What about another Italian island, Sardinia? Cagliari, its capital, gets only 2,726 sunshine hours. That’s much less than any of the previous destinations.
What about the favorite island of French tourists, Corsica? Ajaccio, its capital, gets 2,801.7 sunshine hours. Still sunny but nowhere near as sunny as Cyprus.
How about one of the most well-known Spanish islands, Mallorca? Sorry, Palma de Mallorca gets only 2,893 sunshine hours and is still very much behind Cyprus.
So if not the Balearic islands, then maybe the Canary Islands, the closest islands Europe has to a tropical climate, would fare better? The driest and sunniest destinations like Arrecife on Lanzarote get 3,092.6 hours of sunshine. That’s one of the best results so far but still far behind Cyprus.
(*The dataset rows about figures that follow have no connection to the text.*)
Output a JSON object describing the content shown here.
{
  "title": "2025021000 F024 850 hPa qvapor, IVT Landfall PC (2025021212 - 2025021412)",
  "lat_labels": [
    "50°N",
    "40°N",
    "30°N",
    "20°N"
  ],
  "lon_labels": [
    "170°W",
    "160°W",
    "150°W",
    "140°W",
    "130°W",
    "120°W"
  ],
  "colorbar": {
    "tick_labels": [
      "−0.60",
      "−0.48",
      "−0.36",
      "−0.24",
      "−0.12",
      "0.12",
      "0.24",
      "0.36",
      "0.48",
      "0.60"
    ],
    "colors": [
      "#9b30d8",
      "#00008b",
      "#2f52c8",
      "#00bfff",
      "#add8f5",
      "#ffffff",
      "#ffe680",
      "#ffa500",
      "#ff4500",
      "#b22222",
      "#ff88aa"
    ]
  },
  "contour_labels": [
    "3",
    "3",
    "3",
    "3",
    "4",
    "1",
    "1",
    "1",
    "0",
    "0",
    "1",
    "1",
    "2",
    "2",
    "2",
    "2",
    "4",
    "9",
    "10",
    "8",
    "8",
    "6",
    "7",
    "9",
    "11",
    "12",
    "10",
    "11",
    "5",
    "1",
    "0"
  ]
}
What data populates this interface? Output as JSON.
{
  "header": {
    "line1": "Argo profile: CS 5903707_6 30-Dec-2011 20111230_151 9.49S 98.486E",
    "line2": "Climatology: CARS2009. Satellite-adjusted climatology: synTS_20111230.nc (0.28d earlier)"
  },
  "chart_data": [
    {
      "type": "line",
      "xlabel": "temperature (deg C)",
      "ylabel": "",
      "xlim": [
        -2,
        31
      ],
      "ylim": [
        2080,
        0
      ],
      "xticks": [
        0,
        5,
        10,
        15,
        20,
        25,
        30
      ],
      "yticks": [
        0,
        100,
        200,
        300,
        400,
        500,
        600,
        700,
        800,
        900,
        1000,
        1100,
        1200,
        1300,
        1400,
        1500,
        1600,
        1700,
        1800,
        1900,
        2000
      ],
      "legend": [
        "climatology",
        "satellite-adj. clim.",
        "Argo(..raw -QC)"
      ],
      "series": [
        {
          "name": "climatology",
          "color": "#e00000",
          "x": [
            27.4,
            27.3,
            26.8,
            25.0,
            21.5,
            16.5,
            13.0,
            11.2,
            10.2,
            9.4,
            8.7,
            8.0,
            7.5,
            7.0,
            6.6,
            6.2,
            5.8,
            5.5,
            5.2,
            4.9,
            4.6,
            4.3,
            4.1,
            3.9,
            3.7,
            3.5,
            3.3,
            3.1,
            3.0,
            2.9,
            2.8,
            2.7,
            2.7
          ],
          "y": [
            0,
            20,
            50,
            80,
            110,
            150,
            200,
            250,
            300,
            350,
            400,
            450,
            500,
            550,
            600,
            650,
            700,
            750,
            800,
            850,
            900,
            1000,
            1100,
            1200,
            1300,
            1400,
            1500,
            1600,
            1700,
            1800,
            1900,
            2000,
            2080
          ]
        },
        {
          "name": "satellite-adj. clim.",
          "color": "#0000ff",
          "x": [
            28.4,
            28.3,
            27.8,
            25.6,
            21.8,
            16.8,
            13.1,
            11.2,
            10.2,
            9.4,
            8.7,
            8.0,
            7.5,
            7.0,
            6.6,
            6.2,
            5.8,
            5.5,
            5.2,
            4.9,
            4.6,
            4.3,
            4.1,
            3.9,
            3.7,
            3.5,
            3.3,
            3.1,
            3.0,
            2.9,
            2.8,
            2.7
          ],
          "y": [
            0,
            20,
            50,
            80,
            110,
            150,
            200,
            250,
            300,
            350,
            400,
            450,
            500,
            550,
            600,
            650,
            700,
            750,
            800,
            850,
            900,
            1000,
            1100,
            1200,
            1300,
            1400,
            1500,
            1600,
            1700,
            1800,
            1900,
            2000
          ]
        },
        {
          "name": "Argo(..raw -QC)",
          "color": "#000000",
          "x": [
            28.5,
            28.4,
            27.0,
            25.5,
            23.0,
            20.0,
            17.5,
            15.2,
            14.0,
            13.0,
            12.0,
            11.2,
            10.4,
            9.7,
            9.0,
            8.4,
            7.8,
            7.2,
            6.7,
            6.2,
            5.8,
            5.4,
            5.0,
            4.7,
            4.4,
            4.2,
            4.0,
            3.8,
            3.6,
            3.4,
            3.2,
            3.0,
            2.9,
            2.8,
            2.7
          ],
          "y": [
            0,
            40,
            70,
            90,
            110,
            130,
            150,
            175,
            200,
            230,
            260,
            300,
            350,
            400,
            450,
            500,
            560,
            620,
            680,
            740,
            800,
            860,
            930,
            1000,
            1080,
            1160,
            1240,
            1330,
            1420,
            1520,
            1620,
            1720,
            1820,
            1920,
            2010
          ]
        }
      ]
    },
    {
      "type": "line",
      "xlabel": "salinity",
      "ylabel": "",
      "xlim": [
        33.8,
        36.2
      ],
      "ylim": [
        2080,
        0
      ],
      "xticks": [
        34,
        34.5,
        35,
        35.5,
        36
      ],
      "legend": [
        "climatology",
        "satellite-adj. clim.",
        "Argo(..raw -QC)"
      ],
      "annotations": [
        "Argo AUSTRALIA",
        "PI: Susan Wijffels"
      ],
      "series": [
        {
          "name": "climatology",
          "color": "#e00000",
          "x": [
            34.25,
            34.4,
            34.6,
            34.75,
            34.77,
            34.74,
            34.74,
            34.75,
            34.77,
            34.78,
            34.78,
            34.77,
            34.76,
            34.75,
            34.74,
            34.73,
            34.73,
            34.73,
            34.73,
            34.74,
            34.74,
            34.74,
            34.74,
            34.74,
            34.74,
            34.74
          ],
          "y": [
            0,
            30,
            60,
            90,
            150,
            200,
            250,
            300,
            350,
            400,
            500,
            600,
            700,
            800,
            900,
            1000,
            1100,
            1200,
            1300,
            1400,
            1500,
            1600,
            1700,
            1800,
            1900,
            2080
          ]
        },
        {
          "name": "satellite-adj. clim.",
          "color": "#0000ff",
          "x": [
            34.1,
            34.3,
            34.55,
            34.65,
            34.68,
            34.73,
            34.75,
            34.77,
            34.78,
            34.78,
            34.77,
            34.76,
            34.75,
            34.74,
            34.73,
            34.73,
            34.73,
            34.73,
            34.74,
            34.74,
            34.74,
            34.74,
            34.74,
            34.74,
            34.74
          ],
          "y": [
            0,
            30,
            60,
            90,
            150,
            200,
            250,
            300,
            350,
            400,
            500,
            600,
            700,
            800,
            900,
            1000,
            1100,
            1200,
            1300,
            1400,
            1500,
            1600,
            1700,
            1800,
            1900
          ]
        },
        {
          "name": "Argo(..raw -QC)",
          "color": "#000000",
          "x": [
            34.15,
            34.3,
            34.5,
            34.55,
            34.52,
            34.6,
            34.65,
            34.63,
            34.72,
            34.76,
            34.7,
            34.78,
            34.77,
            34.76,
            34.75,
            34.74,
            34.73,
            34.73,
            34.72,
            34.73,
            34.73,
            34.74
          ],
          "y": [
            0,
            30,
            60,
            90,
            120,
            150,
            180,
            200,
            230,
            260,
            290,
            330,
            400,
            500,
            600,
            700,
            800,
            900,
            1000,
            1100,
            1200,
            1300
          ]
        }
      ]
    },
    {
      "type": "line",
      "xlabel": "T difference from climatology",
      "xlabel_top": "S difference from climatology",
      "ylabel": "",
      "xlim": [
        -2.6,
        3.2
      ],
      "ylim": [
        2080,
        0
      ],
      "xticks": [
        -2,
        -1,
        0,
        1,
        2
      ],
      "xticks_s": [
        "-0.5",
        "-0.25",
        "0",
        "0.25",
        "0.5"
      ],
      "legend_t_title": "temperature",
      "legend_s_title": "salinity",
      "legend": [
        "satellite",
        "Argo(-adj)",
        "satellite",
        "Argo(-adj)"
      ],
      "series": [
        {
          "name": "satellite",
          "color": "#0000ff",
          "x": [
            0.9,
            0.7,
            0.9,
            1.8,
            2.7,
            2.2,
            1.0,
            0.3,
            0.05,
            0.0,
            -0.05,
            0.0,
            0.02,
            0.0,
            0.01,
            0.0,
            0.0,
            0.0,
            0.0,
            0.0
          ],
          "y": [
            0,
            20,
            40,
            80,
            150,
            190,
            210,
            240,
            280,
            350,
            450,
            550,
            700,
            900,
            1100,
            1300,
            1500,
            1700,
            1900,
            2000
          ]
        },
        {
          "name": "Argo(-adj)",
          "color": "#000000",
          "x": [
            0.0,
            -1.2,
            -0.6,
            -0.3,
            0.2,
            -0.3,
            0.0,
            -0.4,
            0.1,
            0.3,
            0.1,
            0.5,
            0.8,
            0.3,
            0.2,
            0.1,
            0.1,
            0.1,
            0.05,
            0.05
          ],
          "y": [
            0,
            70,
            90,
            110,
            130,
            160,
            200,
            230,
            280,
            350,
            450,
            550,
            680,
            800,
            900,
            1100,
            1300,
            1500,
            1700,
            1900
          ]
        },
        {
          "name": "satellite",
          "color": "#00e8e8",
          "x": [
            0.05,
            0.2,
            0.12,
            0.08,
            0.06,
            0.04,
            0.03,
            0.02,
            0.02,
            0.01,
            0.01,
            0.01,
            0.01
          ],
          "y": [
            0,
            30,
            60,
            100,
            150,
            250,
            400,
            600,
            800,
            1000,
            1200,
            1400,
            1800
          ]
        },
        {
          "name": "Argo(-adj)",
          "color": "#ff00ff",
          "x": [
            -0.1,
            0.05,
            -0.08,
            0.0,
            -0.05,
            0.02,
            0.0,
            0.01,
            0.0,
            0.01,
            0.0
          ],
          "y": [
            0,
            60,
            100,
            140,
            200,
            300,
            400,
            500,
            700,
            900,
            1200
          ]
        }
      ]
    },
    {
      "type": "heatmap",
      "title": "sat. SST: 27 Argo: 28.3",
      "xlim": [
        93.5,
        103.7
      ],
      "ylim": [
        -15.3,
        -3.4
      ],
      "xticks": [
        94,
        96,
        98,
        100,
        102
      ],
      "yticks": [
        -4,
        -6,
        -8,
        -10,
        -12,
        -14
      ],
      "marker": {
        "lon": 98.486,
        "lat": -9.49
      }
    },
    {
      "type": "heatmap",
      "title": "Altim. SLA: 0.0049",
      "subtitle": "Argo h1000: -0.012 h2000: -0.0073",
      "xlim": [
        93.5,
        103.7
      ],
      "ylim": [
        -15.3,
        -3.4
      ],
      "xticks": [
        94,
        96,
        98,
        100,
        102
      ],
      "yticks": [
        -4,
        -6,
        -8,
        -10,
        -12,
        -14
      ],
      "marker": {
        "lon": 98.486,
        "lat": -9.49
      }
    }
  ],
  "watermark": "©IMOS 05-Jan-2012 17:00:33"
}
There are two advantages of Lanzarote over Cyprus, though. In December and January it gets slightly more sunshine hours than Cyprus. And while it’s cloudy more often than Cyprus, it gets four times less rain, with at most 3 days of rain in the wettest month.
In the end, there’s no island in Europe, apart from Crete and Rhodes, that gets close to the number of sunshine hours to Cyprus. If you want the sunniest island in Europe, Cyprus is your best choice.